By: Brigitta Szeibert
Flip through a contemporary food magazine and you will most likely come across the word umami. Short yet densely packed with implications of cultural finesse, the word umami is strewn across culinary literature like chocolate morsels in homemade cookie dough. Over the last seven years umami has become an “it” word in the American culinary scene. To illustrate, I combed the archives of the culinary magazine Bon Appétit. Bon Appétit is owned by Condé Nast, a colossal company that reaches over 100 million consumers according to its company website. Beyond Bon Appétit, Condé Nast manages iconic media titles including Vogue, Glamour, The New Yorker, Vanity Fair, and GQ to name a few. Reviewing articles published in Bon Appétit with the word umami or monosodium glutamate from 2008 to 2017 reveals three key trends in the way the sensation of umami is commonly introduced to the reader.
Before identifying these contexts, it is interesting to note that the term umami was employed far more often in Bon Appétit than monosodium glutamate. For every article that used the term MSG, there were roughly six articles that used umami. Presumably, this owes to Bon Appétit’s culinary viewpoint, which centers more on taste and flavor than scientific significance. Monosodium glutamate, which bears the connotation of chemicals and artificiality, does not sound as appetizing as its trendier counterpart umami. Consequently, the preference for umami may owe, in part, to its marketing potential.
One of the contexts in which individuals use umami involves a form of Orientalism (see: Edward Said’s Orientalism) surrounding umami’s Japanese origins. In this context, articles present umami as exotic and mysterious, bringing foreign flavors to Western dining. Recipes disproportionately use umami to describe traditionally East Asian (and more specifically Japanese) products like miso, soy, and seaweed as opposed to other foodways, a term food scholars use to describe a [for instance, cultural, ethnic, or national] group’s shared values, traditions, and practices around eating (see: Miso, Soy Sauce Just Got Adorable, You Know Nori—Now It’s Time to Try These 4 Flavorful Seaweeds). This reinforces the idea of umami and monosodium glutamate as fundamentally Asian phenomena. Interestingly, in more recent articles, authors have increasingly extended the application of the term umami from the more traditional Japanese setting to include Indian cuisine as well. Two examples of Indian products associated with umami are chaat masala, a pungent spice blend, and asafetida, a dried root similar to an onion or garlic (see: Let’s Chaat: A Guide to Indian Snacks, Indian Egg Dishes to Know and Love (and Eat a Lot of)).
Umami is also fascinatingly situated in the context of health food. Although MSG is generally portrayed in popular media as unnatural and therefore unhealthy, umami is discussed as a potential solution to making healthy, bland food more palatable to the average consumer (see: The Peanutty Broccoli Side That’ll Make You Want to Eat More Broccoli.) Articles in Bon Appétit often portrayed umami as a resourceful way to upgrade mundane staples like cauliflower and eggplant (see: All Winter Vegetables Taste Better Roasted, Especially This Cauliflower).

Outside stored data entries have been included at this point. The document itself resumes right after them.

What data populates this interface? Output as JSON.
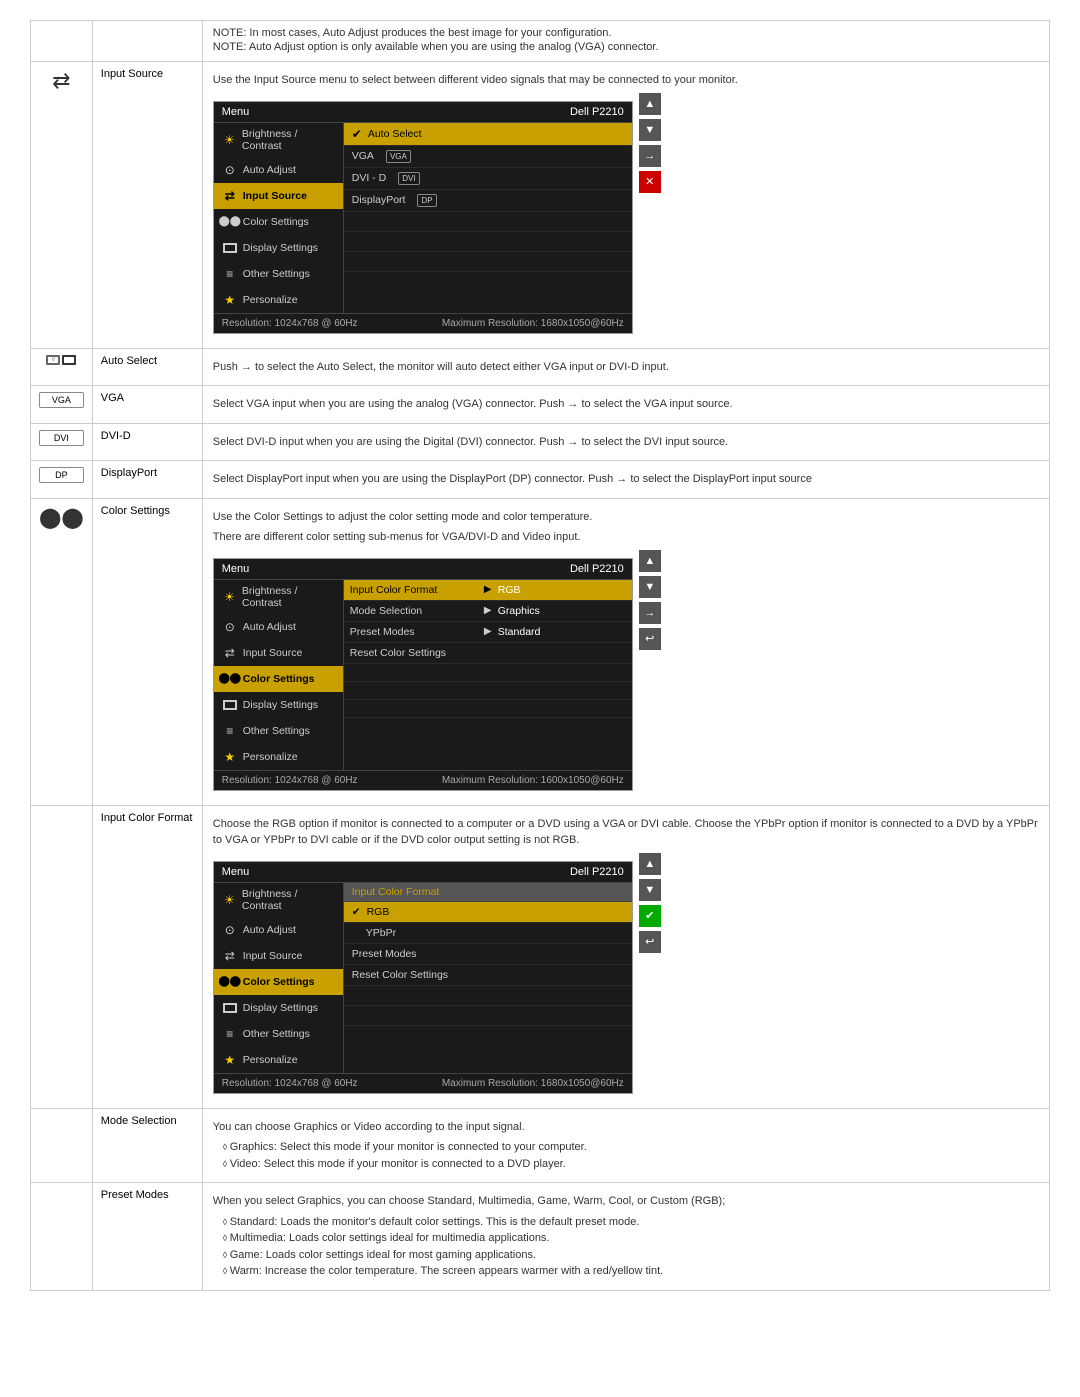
{
  "notes": {
    "note1": "NOTE: In most cases, Auto Adjust produces the best image for your configuration.",
    "note2": "NOTE: Auto Adjust option is only available when you are using the analog (VGA) connector."
  },
  "inputSource": {
    "label": "Input Source",
    "description": "Use the Input Source menu to select between different video signals that may be connected to your monitor.",
    "osd1": {
      "menuLabel": "Menu",
      "brandLabel": "Dell P2210",
      "items": [
        {
          "icon": "☀",
          "label": "Brightness / Contrast"
        },
        {
          "icon": "⊙",
          "label": "Auto Adjust"
        },
        {
          "icon": "⇄",
          "label": "Input Source",
          "active": true
        },
        {
          "icon": "⬤⬤",
          "label": "Color Settings"
        },
        {
          "icon": "▭",
          "label": "Display Settings"
        },
        {
          "icon": "≡",
          "label": "Other Settings"
        },
        {
          "icon": "★",
          "label": "Personalize"
        }
      ],
      "rightItems": [
        {
          "label": "Auto Select",
          "check": "✔",
          "checked": true
        },
        {
          "label": "VGA",
          "connector": "VGA"
        },
        {
          "label": "DVI - D",
          "connector": "DVI"
        },
        {
          "label": "DisplayPort",
          "connector": "DP"
        }
      ],
      "footer": {
        "left": "Resolution: 1024x768 @ 60Hz",
        "right": "Maximum Resolution: 1680x1050@60Hz"
      }
    },
    "navButtons": [
      "▲",
      "▼",
      "→",
      "✕"
    ],
    "navColors": [
      "gray",
      "gray",
      "gray",
      "red"
    ]
  },
  "autoSelect": {
    "label": "Auto Select",
    "description": "Push → to select the Auto Select, the monitor will auto detect either VGA input or DVI-D input."
  },
  "vga": {
    "label": "VGA",
    "description": "Select VGA input when you are using the analog (VGA) connector. Push → to select the VGA input source."
  },
  "dviD": {
    "label": "DVI-D",
    "description": "Select DVI-D input when you are using the Digital (DVI) connector. Push → to select the DVI input source."
  },
  "displayPort": {
    "label": "DisplayPort",
    "description": "Select DisplayPort input when you are using the DisplayPort (DP) connector. Push → to select the DisplayPort input source"
  },
  "colorSettings": {
    "label": "Color Settings",
    "desc1": "Use the Color Settings to adjust the color setting mode and color temperature.",
    "desc2": "There are different color setting sub-menus for VGA/DVI-D and Video input.",
    "osd": {
      "menuLabel": "Menu",
      "brandLabel": "Dell P2210",
      "items": [
        {
          "icon": "☀",
          "label": "Brightness / Contrast"
        },
        {
          "icon": "⊙",
          "label": "Auto Adjust"
        },
        {
          "icon": "⇄",
          "label": "Input Source"
        },
        {
          "icon": "⬤⬤",
          "label": "Color Settings",
          "active": true
        },
        {
          "icon": "▭",
          "label": "Display Settings"
        },
        {
          "icon": "≡",
          "label": "Other Settings"
        },
        {
          "icon": "★",
          "label": "Personalize"
        }
      ],
      "rightRows": [
        {
          "label": "Input Color Format",
          "hasArrow": true,
          "value": "RGB",
          "highlighted": true
        },
        {
          "label": "Mode Selection",
          "hasArrow": true,
          "value": "Graphics"
        },
        {
          "label": "Preset Modes",
          "hasArrow": true,
          "value": "Standard"
        },
        {
          "label": "Reset Color Settings",
          "hasArrow": false,
          "value": ""
        }
      ],
      "footer": {
        "left": "Resolution: 1024x768 @ 60Hz",
        "right": "Maximum Resolution: 1600x1050@60Hz"
      }
    },
    "navButtons": [
      "▲",
      "▼",
      "→",
      "↩"
    ],
    "navColors": [
      "gray",
      "gray",
      "gray",
      "gray"
    ]
  },
  "inputColorFormat": {
    "label": "Input Color Format",
    "desc": "Choose the RGB option if monitor is connected to a computer or a DVD using a VGA or DVI cable. Choose the YPbPr option if monitor is connected to a DVD by a YPbPr to VGA or YPbPr to DVI cable or if the DVD color output setting is not RGB.",
    "osd": {
      "menuLabel": "Menu",
      "brandLabel": "Dell P2210",
      "items": [
        {
          "icon": "☀",
          "label": "Brightness / Contrast"
        },
        {
          "icon": "⊙",
          "label": "Auto Adjust"
        },
        {
          "icon": "⇄",
          "label": "Input Source"
        },
        {
          "icon": "⬤⬤",
          "label": "Color Settings",
          "active": true
        },
        {
          "icon": "▭",
          "label": "Display Settings"
        },
        {
          "icon": "≡",
          "label": "Other Settings"
        },
        {
          "icon": "★",
          "label": "Personalize"
        }
      ],
      "rightSubLabel": "Input Color Format",
      "rightItems": [
        {
          "label": "RGB",
          "check": "✔",
          "checked": true,
          "highlighted": true
        },
        {
          "label": "YPbPr",
          "checked": false
        }
      ],
      "bottomRows": [
        {
          "label": "Preset Modes"
        },
        {
          "label": "Reset Color Settings"
        }
      ],
      "footer": {
        "left": "Resolution: 1024x768 @ 60Hz",
        "right": "Maximum Resolution: 1680x1050@60Hz"
      }
    },
    "navButtons": [
      "▲",
      "▼",
      "✔",
      "↩"
    ],
    "navColors": [
      "gray",
      "gray",
      "green",
      "gray"
    ]
  },
  "modeSelection": {
    "label": "Mode Selection",
    "desc": "You can choose Graphics or Video according to the input signal.",
    "items": [
      "Graphics: Select this mode if your monitor is connected to your computer.",
      "Video: Select this mode if your monitor is connected to a DVD player."
    ]
  },
  "presetModes": {
    "label": "Preset Modes",
    "desc": "When you select Graphics, you can choose Standard, Multimedia, Game, Warm, Cool, or Custom (RGB);",
    "items": [
      "Standard: Loads the monitor's default color settings. This is the default preset mode.",
      "Multimedia: Loads color settings ideal for multimedia applications.",
      "Game: Loads color settings ideal for most gaming applications.",
      "Warm: Increase the color temperature. The screen appears warmer with a red/yellow tint."
    ]
  },
  "osdMenuItems": {
    "brightnessContrast": "Brightness / Contrast",
    "autoAdjust": "Auto Adjust",
    "inputSource": "Input Source",
    "colorSettings": "Color Settings",
    "displaySettings": "Display Settings",
    "otherSettings": "Other Settings",
    "personalize": "Personalize"
  }
}
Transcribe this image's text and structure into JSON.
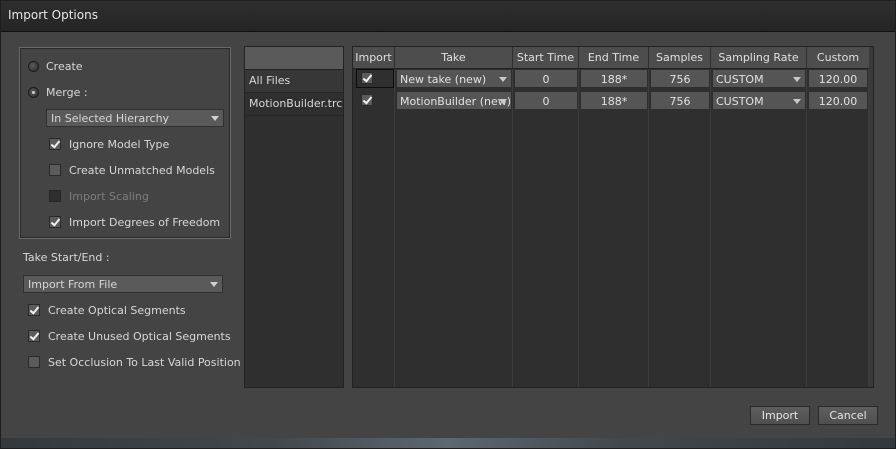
{
  "window": {
    "title": "Import Options"
  },
  "options": {
    "create_label": "Create",
    "merge_label": "Merge :",
    "merge_mode": "In Selected Hierarchy",
    "ignore_model_type": "Ignore Model Type",
    "create_unmatched_models": "Create Unmatched Models",
    "import_scaling": "Import Scaling",
    "import_degrees_of_freedom": "Import Degrees of Freedom"
  },
  "take_start_end": {
    "label": "Take Start/End :",
    "value": "Import From File",
    "create_optical_segments": "Create Optical Segments",
    "create_unused_optical_segments": "Create Unused Optical Segments",
    "set_occlusion": "Set Occlusion To Last Valid Position"
  },
  "files": [
    "All Files",
    "MotionBuilder.trc"
  ],
  "table": {
    "headers": [
      "Import",
      "Take",
      "Start Time",
      "End Time",
      "Samples",
      "Sampling Rate",
      "Custom"
    ],
    "rows": [
      {
        "import": true,
        "take": "New take (new)",
        "start": "0",
        "end": "188*",
        "samples": "756",
        "rate": "CUSTOM",
        "custom": "120.00"
      },
      {
        "import": true,
        "take": "MotionBuilder (new)",
        "start": "0",
        "end": "188*",
        "samples": "756",
        "rate": "CUSTOM",
        "custom": "120.00"
      }
    ]
  },
  "buttons": {
    "import": "Import",
    "cancel": "Cancel"
  },
  "icons": {
    "check": "checkmark-icon",
    "dropdown": "chevron-down-icon"
  }
}
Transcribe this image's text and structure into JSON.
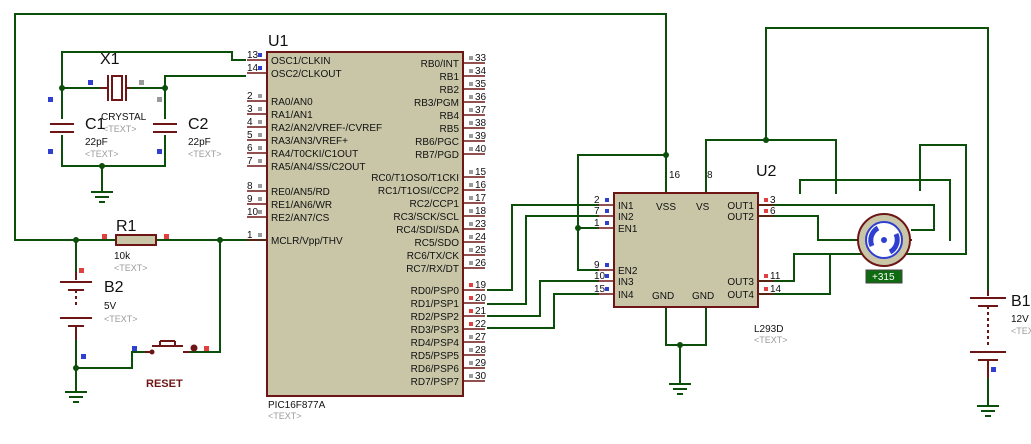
{
  "u1": {
    "ref": "U1",
    "part": "PIC16F877A",
    "text_placeholder": "<TEXT>",
    "left_pins": [
      {
        "num": "13",
        "label": "OSC1/CLKIN"
      },
      {
        "num": "14",
        "label": "OSC2/CLKOUT"
      },
      {
        "num": "2",
        "label": "RA0/AN0"
      },
      {
        "num": "3",
        "label": "RA1/AN1"
      },
      {
        "num": "4",
        "label": "RA2/AN2/VREF-/CVREF"
      },
      {
        "num": "5",
        "label": "RA3/AN3/VREF+"
      },
      {
        "num": "6",
        "label": "RA4/T0CKI/C1OUT"
      },
      {
        "num": "7",
        "label": "RA5/AN4/SS/C2OUT"
      },
      {
        "num": "8",
        "label": "RE0/AN5/RD"
      },
      {
        "num": "9",
        "label": "RE1/AN6/WR"
      },
      {
        "num": "10",
        "label": "RE2/AN7/CS"
      },
      {
        "num": "1",
        "label": "MCLR/Vpp/THV"
      }
    ],
    "right_pins": [
      {
        "num": "33",
        "label": "RB0/INT"
      },
      {
        "num": "34",
        "label": "RB1"
      },
      {
        "num": "35",
        "label": "RB2"
      },
      {
        "num": "36",
        "label": "RB3/PGM"
      },
      {
        "num": "37",
        "label": "RB4"
      },
      {
        "num": "38",
        "label": "RB5"
      },
      {
        "num": "39",
        "label": "RB6/PGC"
      },
      {
        "num": "40",
        "label": "RB7/PGD"
      },
      {
        "num": "15",
        "label": "RC0/T1OSO/T1CKI"
      },
      {
        "num": "16",
        "label": "RC1/T1OSI/CCP2"
      },
      {
        "num": "17",
        "label": "RC2/CCP1"
      },
      {
        "num": "18",
        "label": "RC3/SCK/SCL"
      },
      {
        "num": "23",
        "label": "RC4/SDI/SDA"
      },
      {
        "num": "24",
        "label": "RC5/SDO"
      },
      {
        "num": "25",
        "label": "RC6/TX/CK"
      },
      {
        "num": "26",
        "label": "RC7/RX/DT"
      },
      {
        "num": "19",
        "label": "RD0/PSP0"
      },
      {
        "num": "20",
        "label": "RD1/PSP1"
      },
      {
        "num": "21",
        "label": "RD2/PSP2"
      },
      {
        "num": "22",
        "label": "RD3/PSP3"
      },
      {
        "num": "27",
        "label": "RD4/PSP4"
      },
      {
        "num": "28",
        "label": "RD5/PSP5"
      },
      {
        "num": "29",
        "label": "RD6/PSP6"
      },
      {
        "num": "30",
        "label": "RD7/PSP7"
      }
    ]
  },
  "u2": {
    "ref": "U2",
    "part": "L293D",
    "text_placeholder": "<TEXT>",
    "left_pins": [
      {
        "num": "2",
        "label": "IN1"
      },
      {
        "num": "7",
        "label": "IN2"
      },
      {
        "num": "1",
        "label": "EN1"
      },
      {
        "num": "9",
        "label": "EN2"
      },
      {
        "num": "10",
        "label": "IN3"
      },
      {
        "num": "15",
        "label": "IN4"
      }
    ],
    "right_pins": [
      {
        "num": "3",
        "label": "OUT1"
      },
      {
        "num": "6",
        "label": "OUT2"
      },
      {
        "num": "11",
        "label": "OUT3"
      },
      {
        "num": "14",
        "label": "OUT4"
      }
    ],
    "top_pins": [
      {
        "num": "16",
        "label": "VSS"
      },
      {
        "num": "8",
        "label": "VS"
      }
    ],
    "bottom_labels": [
      "GND",
      "GND"
    ]
  },
  "x1": {
    "ref": "X1",
    "value": "CRYSTAL",
    "text_placeholder": "<TEXT>"
  },
  "c1": {
    "ref": "C1",
    "value": "22pF",
    "text_placeholder": "<TEXT>"
  },
  "c2": {
    "ref": "C2",
    "value": "22pF",
    "text_placeholder": "<TEXT>"
  },
  "r1": {
    "ref": "R1",
    "value": "10k",
    "text_placeholder": "<TEXT>"
  },
  "b2": {
    "ref": "B2",
    "value": "5V",
    "text_placeholder": "<TEXT>"
  },
  "b1": {
    "ref": "B1",
    "value": "12V",
    "text_placeholder": "<TEXT>"
  },
  "reset": {
    "label": "RESET"
  },
  "motor": {
    "readout": "+315"
  },
  "colors": {
    "wire": "#0b4f0b",
    "component_outline": "#6e1616",
    "ic_fill": "#c9c6a8",
    "pin_red": "#e04040",
    "pin_blue": "#2f3fcf",
    "placeholder_gray": "#9c9c9c",
    "motor_badge": "#0f6b0f"
  }
}
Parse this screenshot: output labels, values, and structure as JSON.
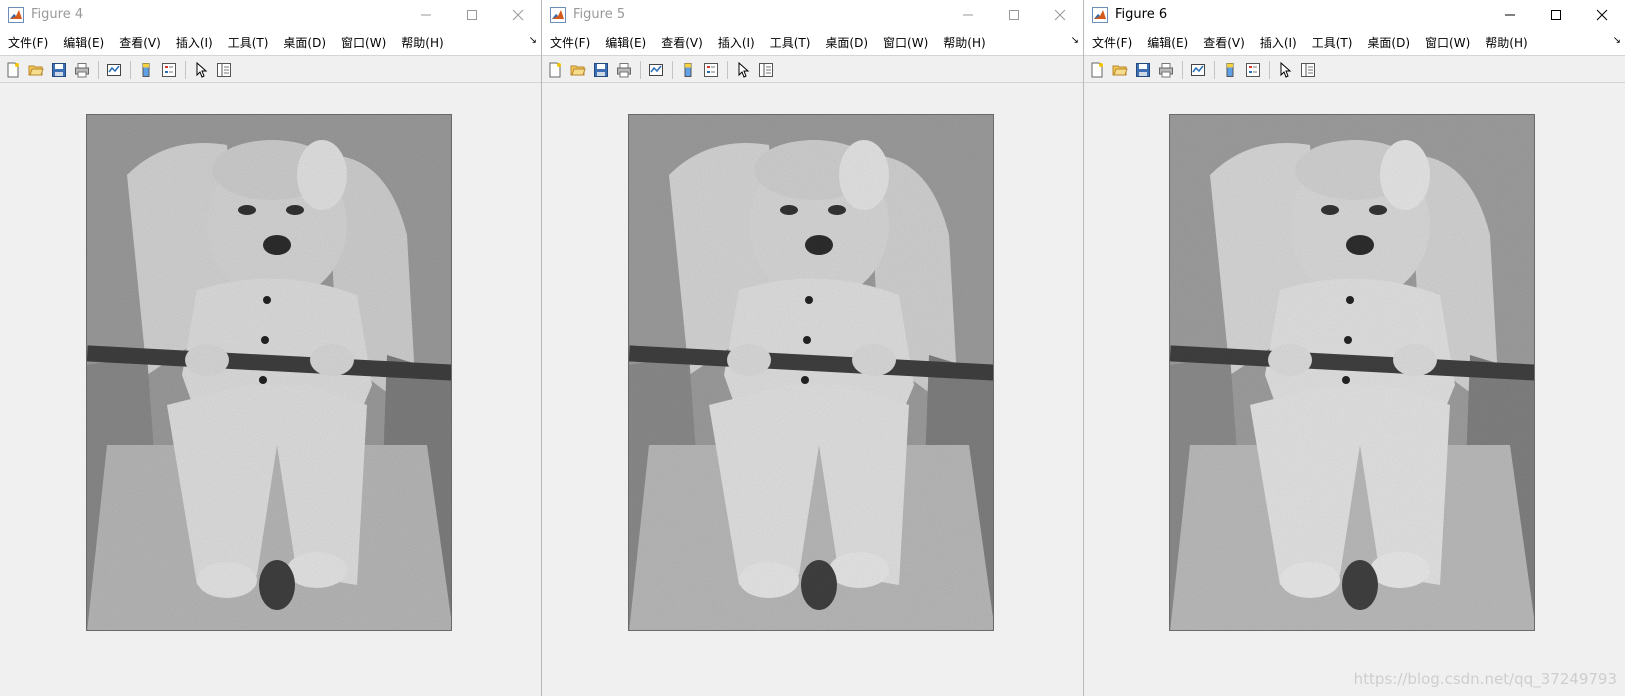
{
  "windows": [
    {
      "title": "Figure 4",
      "active": false
    },
    {
      "title": "Figure 5",
      "active": false
    },
    {
      "title": "Figure 6",
      "active": true
    }
  ],
  "menu": {
    "items": [
      "文件(F)",
      "编辑(E)",
      "查看(V)",
      "插入(I)",
      "工具(T)",
      "桌面(D)",
      "窗口(W)",
      "帮助(H)"
    ],
    "overflow": "↘"
  },
  "toolbar": {
    "icons": [
      "new-figure-icon",
      "open-file-icon",
      "save-icon",
      "print-icon",
      "link-plot-icon",
      "insert-colorbar-icon",
      "insert-legend-icon",
      "pointer-icon",
      "property-inspector-icon"
    ]
  },
  "figure": {
    "image_description_icon": "grayscale-photo-baby-in-chair"
  },
  "watermark": "https://blog.csdn.net/qq_37249793",
  "colors": {
    "window_bg": "#f0f0f0",
    "titlebar_bg": "#ffffff",
    "inactive_title": "#999999",
    "active_title": "#000000"
  }
}
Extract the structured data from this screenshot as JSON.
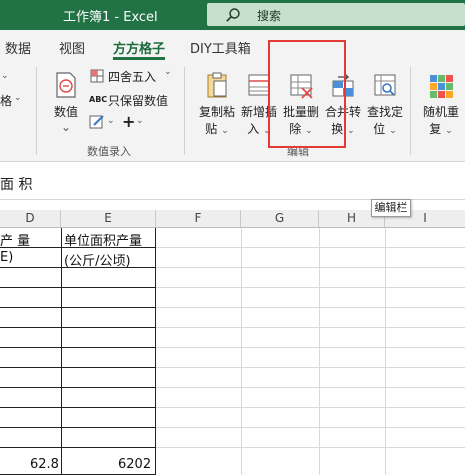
{
  "titlebar": {
    "title": "工作簿1  -  Excel",
    "search_label": "搜索"
  },
  "tabs": {
    "items": [
      "数据",
      "视图",
      "方方格子",
      "DIY工具箱"
    ],
    "active": "方方格子"
  },
  "ribbon": {
    "left_partial": {
      "item1": "格",
      "chev1": "⌄",
      "chev2": "⌄"
    },
    "numeric_group": {
      "value_label": "数值",
      "round_label": "四舍五入",
      "keep_label": "只保留数值",
      "group_label": "数值录入"
    },
    "edit_group": {
      "copy_paste": [
        "复制粘",
        "贴"
      ],
      "insert": [
        "新增插",
        "入"
      ],
      "batch_delete": [
        "批量删",
        "除"
      ],
      "merge_convert": [
        "合并转",
        "换"
      ],
      "find_locate": [
        "查找定",
        "位"
      ],
      "group_label": "编辑"
    },
    "random_group": {
      "random_dup": [
        "随机重",
        "复"
      ]
    },
    "highlight_color": "#e53935"
  },
  "formulabar": {
    "text": "面 积",
    "tooltip": "编辑栏"
  },
  "columns": [
    "D",
    "E",
    "F",
    "G",
    "H",
    "I"
  ],
  "cells": {
    "d1": "产    量",
    "e1": "单位面积产量",
    "d2": "E)",
    "e2": "(公斤/公顷)",
    "d_last": "62.8",
    "e_last": "6202"
  },
  "colors": {
    "excel_green": "#217346",
    "search_bg": "#c6e0cd",
    "ribbon_bg": "#f3f3f3"
  }
}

Furthermore, umami is portrayed as a way to further develop vegetarian and vegan dishes. In this context, umami-rich ingredients are seen as an alternative to mimic the depth in flavor produced by meat (see: Yes, Vegetarian Gravy Is Possible (and Delicious)). Umami is portrayed as a revolutionary, novel component that makes vegetarian food more satisfying.
Hence, umami holds significant value because it may help prevent ecological demise by circumventing animal agriculture. From a culinary perspective, it presents the possibility of maintaining a high level of taste and creativity without relying on animal products. Alternatively, in the traditional omnivorous culinary scene, umami is valuable because it serves as a marketing tool to reinvent ordinary dishes. Capitalizing on umami’s long-established Japanese history, culinary experts refashion the mundane with an ostensibly “exotic” flair.
One might conclude from this research that MSG plays a minimal role in culinary conversation. Instead, umami finds more popularity as a flexible term that connotes both sophistication and utility.